As of the end of June this year, India had exceeded 70 gigawatts (GW) in solar power generation installed.
“The country has an estimated solar power potential of 748,990 MW. Hence, the potential of solar energy is not fully tapped, so far. The Government is making efforts to harness the available potential through various schemes and programs,” Singh was quoted as writing in a reply to Parliament in August.
As China’s solar exports increased by 34% in the first half of 2023 compared to the same period last year, India was the only country to see a large fall in imports from China, energy think tank Ember said in a report earlier this year.
Module exports to India declined by 76% year-on-year, down from 9.8 GW in the first half of 2022 to 2.3 GW in the same period this year, according to Ember. The slump in India’s imports of solar modules from China followed the imposition of tariffs as India looks to move away from imports to focus on building domestic manufacturing capacity, Sam Hawkins, Data lead at Ember, wrote.
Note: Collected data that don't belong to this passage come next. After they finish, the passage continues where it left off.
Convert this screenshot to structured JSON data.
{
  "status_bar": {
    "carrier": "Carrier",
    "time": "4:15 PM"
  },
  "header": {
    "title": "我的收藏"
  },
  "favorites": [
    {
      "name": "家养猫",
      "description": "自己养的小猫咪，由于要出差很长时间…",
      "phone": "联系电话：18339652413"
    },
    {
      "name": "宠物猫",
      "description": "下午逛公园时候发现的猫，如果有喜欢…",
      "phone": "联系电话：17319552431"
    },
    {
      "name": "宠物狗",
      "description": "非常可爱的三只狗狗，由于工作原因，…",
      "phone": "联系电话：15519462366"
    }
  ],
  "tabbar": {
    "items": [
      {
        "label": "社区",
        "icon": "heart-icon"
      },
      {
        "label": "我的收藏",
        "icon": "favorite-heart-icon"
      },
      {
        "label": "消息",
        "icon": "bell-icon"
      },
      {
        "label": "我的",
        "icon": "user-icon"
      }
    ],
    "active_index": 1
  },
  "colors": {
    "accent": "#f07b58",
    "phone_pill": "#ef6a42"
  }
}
Large Indian companies have recently created new energy divisions to capitalize on the clean energy manufacturing market. For example, India’s oil-to-telecoms conglomerate Reliance Industries said in early 2022 it would invest as much as $76 billion in green energy projects in India over the next 15 years. Reliance had already announced the year prior a commitment to invest more than $10 billion in three years in a new business unit that would build solar modules, battery storage, electrolyzer, and fuel cell factories.